That’s the middle finger; pure, idiotic, road rage.
I brought the 80-year-old anecdote to the attention of Business Council Vice President Joe McGee Thursday. It’s from my first front page article in this newspaper, in November 1986: “Toll removal adds to history of ‘revered’ Merritt.”
Months after the Interstate-95 tolls were removed, state officials were scrambling to do the same on the Merritt in hopes of drawing traffic from other roads. The accompanying photo captures a single car on a long stretch near Exit 35.
Thirty-three years later, we’re on another loop of these concentric circles.
“We still have the buttons in the back closet,” McGee says.

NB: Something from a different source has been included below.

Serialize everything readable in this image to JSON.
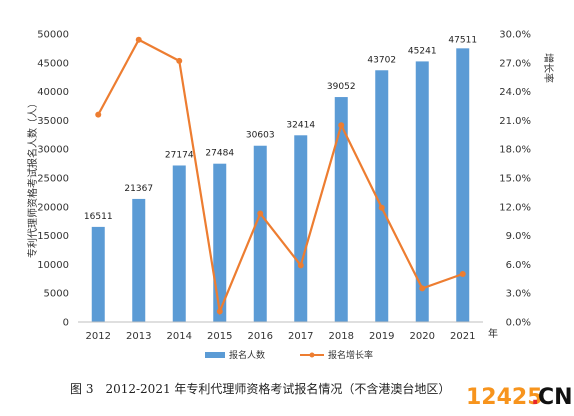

He wasn’t able to dig one out. Maybe someone finally tossed them since the Business Council drives in the opposite direction these days. They lobby for tolls to fund overdue infrastructure improvements.
I asked to talk to McGee because he always remembers to glance in the rear-view mirror for reminders of catastrophes such as the collapsed Mianus Bridge. He’s also aspirational enough to fantasize about a horizon with faster trains and less traffic.
Some skeptics see McGee as the carnival barker behind the 30-30-30 plan, which imagines trips taking that long from Hartford to New Haven, from New Haven to Stamford and from Stamford to Grand Central.
He pitches other metaphors, acknowledging he has been painted as “the village idiot” and is aware of the need to be “a junkyard dog” to draw attention.
McGee’s thinking shifted a few years ago after the Business Council studied how much slower New Haven commutes had gotten over 40 years.
The Business Council hired T.Y. Lin International to dig deeper. The consulting agency brought in Joe Giulietti, who is the former Metro-North president (“I used to drive him crazy,” McGee concedes) and Gov. Ned Lamont’s choice for transportation commissioner. Cue Lamont on Inauguration Day, where he pledged 30-30-30 as a goal ... which hit the cutting room floor by the time he presented his budget.
The report made McGee see things in different ways. This is not something Connecticut people do well. If they did, someone might question why Greenwich has the luxury of four train stops. Or why we keep blaming Metro-North when Connecticut perpetually delays rail investments. Or why the trains don’t travel in a straighter line.
With four rail bridges past their century mark, the price tag on repairing the line is estimated at $5 billion.
As McGee talks about this, his hand gestures transform the empty table between us into an imaginary Lionel train set running from New York to Hartford. Like a kid trying to enhance his layout on a budget, McGee points to areas where curves in the line could be straightened to shave time.
Examining other rail systems also raised the possibility of charging a premium to ride an upgraded express from New Haven to New York.
“T.Y. Lin takes a look at what the future could look like,” McGee says. “It’s not Pollyanaish, but it challenges conventional thinking.”
He taps the wood table in One Landmark Square. “This was the center of Stamford. Now it’s the train station. ... the same can happen in New Haven and Bridgeport.”
To build a new Connecticut economy, cities must embrace rail, McGee opines. Doing that means collecting a lot of dimes at toll booths.
Greenwich’s Representative Town Meeting will consider a resolution against tolls April 8. McGee starts to characterize concerns over traffic flooding local roads as “cartoonish,” then pumps the brakes.
“Pulling off the highway to go through local roads is a real issue that has to be addressed. But the way (the argument is) being constructed is cartoonish.”
His characteristic diplomacy erodes a little more when he contemplates Republican opposition to tolls: “It’s so un-Republican I can’t believe it. The Republican party I joined several years ago has disappeared.”
He taps the brakes again and smiles. “I’m ranting here.”
Having been on both sides of the toll argument, McGee anticipates more traffic ahead.
“No one wants tolls. Who wants tolls? Kids don’t want to eat their spinach either.”
Maybe they should put that on a pin.